We always talk about Large Language Models (LLMs), but now, we’re deploying more and more Small Language Models (SLMs) and Small Action Models (SAMs). So, here are three definitions that will come in handy for any AI-focused cocktail conversation you may have this weekend.
LLMs are broad, general-purpose models trained on extensive datasets. They excel at language comprehension and generation, making them the backbone of applications like chatbots and customer service automation. Use cases include content creation, automated translation, and summarizing large volumes of text. For example, LLMs are the underlying technologies for tools like ChatGPT.
SLMs are more specialized, secure, and focused on specific tasks. They are derived from LLMs but are enhanced with knowledge graphs and domain-specific data to suit particular applications. A common use case is in the healthcare sector, where SLMs can securely handle patient data and provide tailored responses for medical queries. In enterprise environments, they facilitate internal knowledge management by tapping into company-specific datasets, offering accurate, context-specific insights.

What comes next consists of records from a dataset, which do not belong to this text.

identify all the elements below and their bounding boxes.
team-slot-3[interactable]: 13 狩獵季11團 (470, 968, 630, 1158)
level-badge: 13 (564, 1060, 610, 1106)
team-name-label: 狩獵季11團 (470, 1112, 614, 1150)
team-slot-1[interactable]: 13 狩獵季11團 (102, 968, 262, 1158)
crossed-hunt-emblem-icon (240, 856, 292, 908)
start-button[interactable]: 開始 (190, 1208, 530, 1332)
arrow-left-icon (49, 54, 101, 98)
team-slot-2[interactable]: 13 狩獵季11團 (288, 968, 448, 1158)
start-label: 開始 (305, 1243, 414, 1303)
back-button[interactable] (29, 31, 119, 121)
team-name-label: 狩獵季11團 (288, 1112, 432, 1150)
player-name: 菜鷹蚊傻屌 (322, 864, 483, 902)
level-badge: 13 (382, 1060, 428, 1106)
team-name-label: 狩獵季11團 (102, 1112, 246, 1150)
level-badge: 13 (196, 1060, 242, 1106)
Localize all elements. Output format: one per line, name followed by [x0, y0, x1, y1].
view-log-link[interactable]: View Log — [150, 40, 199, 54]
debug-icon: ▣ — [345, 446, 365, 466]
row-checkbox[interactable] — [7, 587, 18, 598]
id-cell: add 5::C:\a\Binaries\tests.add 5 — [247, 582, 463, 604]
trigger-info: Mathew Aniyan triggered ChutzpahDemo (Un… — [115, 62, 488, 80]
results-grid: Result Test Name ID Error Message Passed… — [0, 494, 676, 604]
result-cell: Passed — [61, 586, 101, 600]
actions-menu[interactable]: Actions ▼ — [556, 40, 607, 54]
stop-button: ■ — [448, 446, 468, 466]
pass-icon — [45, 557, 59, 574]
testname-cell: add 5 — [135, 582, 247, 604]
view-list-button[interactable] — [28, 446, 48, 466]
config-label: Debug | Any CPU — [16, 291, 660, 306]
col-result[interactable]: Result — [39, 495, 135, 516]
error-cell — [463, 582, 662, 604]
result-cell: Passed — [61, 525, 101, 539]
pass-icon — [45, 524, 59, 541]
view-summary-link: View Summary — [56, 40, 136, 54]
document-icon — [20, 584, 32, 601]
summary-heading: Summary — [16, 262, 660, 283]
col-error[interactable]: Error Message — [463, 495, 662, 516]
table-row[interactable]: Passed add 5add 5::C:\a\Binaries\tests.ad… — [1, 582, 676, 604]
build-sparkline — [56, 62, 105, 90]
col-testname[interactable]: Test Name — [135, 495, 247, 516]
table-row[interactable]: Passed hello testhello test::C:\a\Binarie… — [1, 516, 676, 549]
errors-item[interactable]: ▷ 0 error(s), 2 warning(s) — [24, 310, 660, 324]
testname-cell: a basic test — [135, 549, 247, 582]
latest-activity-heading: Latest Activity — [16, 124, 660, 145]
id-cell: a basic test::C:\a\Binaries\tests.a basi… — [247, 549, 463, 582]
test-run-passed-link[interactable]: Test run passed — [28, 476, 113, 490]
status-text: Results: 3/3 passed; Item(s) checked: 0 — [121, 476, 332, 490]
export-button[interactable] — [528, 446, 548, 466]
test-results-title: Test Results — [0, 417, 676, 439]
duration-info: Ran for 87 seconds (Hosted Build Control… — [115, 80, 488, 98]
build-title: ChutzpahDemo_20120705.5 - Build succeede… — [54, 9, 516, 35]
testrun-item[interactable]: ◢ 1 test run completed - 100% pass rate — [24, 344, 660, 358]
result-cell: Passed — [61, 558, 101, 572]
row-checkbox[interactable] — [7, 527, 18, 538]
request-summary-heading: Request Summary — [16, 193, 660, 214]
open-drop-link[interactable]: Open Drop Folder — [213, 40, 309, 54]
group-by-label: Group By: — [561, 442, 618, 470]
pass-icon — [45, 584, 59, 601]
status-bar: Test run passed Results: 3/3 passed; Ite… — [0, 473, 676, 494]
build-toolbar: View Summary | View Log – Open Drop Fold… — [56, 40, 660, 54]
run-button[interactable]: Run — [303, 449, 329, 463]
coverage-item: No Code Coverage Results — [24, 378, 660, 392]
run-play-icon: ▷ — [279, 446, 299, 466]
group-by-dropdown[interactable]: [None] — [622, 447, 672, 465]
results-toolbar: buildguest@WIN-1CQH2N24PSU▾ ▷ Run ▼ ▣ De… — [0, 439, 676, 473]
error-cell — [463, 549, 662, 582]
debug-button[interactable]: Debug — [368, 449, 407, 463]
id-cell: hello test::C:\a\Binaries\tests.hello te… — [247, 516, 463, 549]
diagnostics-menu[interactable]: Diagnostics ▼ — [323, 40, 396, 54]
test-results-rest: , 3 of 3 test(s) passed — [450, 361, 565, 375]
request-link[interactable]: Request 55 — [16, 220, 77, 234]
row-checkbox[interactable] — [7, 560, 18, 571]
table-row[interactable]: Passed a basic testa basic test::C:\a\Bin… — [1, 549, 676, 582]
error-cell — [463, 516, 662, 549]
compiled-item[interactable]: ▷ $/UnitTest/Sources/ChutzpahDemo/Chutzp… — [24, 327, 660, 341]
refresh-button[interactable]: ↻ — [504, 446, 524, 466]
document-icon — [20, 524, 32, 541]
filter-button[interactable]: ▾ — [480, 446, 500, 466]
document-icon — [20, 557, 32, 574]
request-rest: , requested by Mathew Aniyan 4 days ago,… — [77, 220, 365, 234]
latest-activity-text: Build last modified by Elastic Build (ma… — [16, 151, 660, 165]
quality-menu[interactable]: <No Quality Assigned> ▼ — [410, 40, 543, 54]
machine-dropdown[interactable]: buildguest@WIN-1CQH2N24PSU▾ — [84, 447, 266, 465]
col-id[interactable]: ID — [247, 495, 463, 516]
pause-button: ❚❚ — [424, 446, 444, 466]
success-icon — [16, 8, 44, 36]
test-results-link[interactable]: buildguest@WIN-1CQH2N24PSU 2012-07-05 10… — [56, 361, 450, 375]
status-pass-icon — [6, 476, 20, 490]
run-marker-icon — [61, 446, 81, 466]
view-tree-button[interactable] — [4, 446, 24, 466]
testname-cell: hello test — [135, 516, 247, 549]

SAMs take things further by acting as dynamic agents. They combine the best of SLMs and LLMs to autonomously execute tasks aligned with business objectives. For instance, a SAM could automate a marketing campaign by analyzing customer interactions, predicting trends, and triggering personalized messages. These models can also optimize supply chain management by making real-time decisions based on evolving data patterns.
That’s a quick vocab lesson. While LLMs are big and famous, SLMs and SAMs are quietly shaping the future of AI by delivering more precise, secure, and actionable insights for various specialized applications.